Nov 07, 2017 by David Hein, Print
Pros combine hoops, studies at ALBA Berlin College

It's not often that basketball players can combine getting a higher education degree and playing professional games. But that is exactly what ALBA Berlin is offering to players such as Tim Schneider with the ALBA Berlin College.

The 20-year-old Schneider is the second ALBA player to take advantage of the German club's collaboration with the BiTS Berlin campus of the University of Applied Sciences Europe in working toward a bachelor's degree in sports and event management.

"For me, it's a perfect opportunity to combine playing professional basketball and studying at the same time. It was very important for me you get this opportunity to do both because knowledge is very important," Schneider said.

Schneider started the four-year program in August as part of the second class of students at the ALBA Berlin College. "ALBA Berlin College offers professional athletes ideal opportunities to effectively and sensibly combine the fully-packed everyday sportsman's life with studying," ALBA Berlin club general manager Marco Baldi said. "It is a valuable commodity when you can prepare for life after a sports career already during your competitive career."

There are 10 students in Schneider's class, making 15 total from the first two years. In the preseason, there were classes five days a week, but since the season started in October there is only one day of class weekly. All of the theoretical course work is done at the BiTS while the practical experience is gained at the ALBA Berlin club.
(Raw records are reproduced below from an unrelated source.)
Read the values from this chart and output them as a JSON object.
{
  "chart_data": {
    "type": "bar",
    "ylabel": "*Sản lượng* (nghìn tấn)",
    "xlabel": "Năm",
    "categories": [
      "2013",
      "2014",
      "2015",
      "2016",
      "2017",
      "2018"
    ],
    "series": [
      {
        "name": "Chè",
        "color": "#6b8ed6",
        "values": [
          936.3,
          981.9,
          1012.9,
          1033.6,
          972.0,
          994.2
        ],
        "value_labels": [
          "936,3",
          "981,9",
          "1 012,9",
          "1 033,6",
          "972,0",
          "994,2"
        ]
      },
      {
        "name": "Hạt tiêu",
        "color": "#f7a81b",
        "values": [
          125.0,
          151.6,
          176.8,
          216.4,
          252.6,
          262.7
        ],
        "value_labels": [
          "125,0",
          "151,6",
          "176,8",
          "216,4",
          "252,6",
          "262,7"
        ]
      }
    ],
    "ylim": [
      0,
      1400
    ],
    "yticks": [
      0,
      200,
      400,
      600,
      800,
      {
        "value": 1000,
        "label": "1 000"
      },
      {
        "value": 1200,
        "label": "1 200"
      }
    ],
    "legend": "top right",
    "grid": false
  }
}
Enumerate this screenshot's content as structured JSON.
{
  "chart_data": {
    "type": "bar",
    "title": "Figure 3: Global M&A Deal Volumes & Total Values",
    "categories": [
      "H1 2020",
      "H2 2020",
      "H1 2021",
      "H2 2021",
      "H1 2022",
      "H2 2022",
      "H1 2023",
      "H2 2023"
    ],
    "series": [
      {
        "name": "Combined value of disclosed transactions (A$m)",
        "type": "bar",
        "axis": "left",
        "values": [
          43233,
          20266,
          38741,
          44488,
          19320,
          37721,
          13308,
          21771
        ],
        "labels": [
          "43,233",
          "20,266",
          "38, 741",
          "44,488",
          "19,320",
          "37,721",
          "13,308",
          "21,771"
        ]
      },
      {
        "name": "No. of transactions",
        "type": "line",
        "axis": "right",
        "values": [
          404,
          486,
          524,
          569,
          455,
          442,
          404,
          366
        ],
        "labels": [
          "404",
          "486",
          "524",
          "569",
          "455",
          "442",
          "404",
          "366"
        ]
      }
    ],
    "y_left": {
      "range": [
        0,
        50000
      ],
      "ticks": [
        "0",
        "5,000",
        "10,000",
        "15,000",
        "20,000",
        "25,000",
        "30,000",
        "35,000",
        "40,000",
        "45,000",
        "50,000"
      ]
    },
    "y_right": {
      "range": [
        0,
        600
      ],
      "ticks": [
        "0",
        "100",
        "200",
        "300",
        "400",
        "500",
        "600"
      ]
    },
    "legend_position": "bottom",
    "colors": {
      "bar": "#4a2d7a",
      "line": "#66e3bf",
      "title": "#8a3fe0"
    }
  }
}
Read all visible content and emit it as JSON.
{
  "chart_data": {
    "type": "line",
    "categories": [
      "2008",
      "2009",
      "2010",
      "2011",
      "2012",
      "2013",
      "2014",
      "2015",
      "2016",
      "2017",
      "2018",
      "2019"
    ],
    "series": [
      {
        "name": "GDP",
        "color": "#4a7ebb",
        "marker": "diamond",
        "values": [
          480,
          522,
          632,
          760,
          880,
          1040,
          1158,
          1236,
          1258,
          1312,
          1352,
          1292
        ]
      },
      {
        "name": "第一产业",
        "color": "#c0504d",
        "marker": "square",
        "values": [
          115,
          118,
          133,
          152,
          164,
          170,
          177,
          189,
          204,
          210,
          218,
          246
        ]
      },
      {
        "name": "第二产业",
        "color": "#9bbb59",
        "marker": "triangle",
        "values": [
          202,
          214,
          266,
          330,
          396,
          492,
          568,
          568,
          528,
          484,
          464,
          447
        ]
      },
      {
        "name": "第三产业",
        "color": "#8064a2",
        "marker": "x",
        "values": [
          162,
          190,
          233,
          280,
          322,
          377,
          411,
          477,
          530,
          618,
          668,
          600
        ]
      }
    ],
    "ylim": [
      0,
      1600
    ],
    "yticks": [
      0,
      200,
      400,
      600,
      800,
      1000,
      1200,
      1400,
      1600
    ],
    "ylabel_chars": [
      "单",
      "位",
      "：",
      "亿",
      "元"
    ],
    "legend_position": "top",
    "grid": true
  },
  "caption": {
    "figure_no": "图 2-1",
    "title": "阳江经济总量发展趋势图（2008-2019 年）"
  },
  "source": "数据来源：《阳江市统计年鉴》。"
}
While Schneider practices as a professional basketball player with ALBA Berlin, his classmates spend their non-classroom days either at the club offices or working as coaches and referees in ALBA's youth system.

"It's for all basketball-minded people: players, referees, coaches, sports managers; and we integrate them all into our club," said Daniel Endres, who is responsible for finances and marketing with the youth program for ALBA Berlin.

"We have a huge youth program in our club, and we wanted to give the chance to players and people in our club to continue with their education."

ALBA veteran guard Akeem Vargas has been studying at BiTS since March 2015, but had joined before there was the official collaboration with the club, wanting to further his education.

"Some of our players, such as Akeem Vargas and Tim Schneider, are already using this offer and certainly more will follow," said Baldi.

This collaboration is not solely about basketball players. A major function is to directly assist in educating and developing a new future workforce to fill needs within the club.

"We are always looking for well-educated coaches and managers for the office and the goal is to integrate them into the office because the program lasts four years. You want to integrate them into the company and build up your base of employees in different fields," Endres said.

He also called the college a recruiting tool, since all the classes are in English.

"Looking into the future, it could really give us an advantage over other clubs in Europe," Endres said.

"Kids from everywhere in Germany and in Europe can see this is a chance for them to connect studies and becoming a pro player. Besides the U.S., this is the only place where you can do this in Europe. Also, this is not like other universities where you study online. Your classes are in your whole group. So this should be much more attractive for higher potential talents to come here."

ALBA Berlin also hopes the college can assist in keeping some of their own young talents in Berlin. The club had seen numerous players from its youth system - such as Niels Giffey, who returned to become the team captain, and Moritz Wagner, now playing at the University of Michigan - leave in the past for the United States to combine college basketball and higher education.

Endres said the club figured this collaboration was a different way of doing things than elsewhere in Germany or Europe. "You have to be creative to come up with new ways to bring in new players and new employees," Endres said.

For Schneider, college in the United States was never really an option, also because he knew of the ALBA Berlin College. But the young talent believes it will help the club attract more top players in the future: "I think it's a big advantage for ALBA to give young players a chance to stay at home in Germany and give them a chance to play high-level basketball and also to study."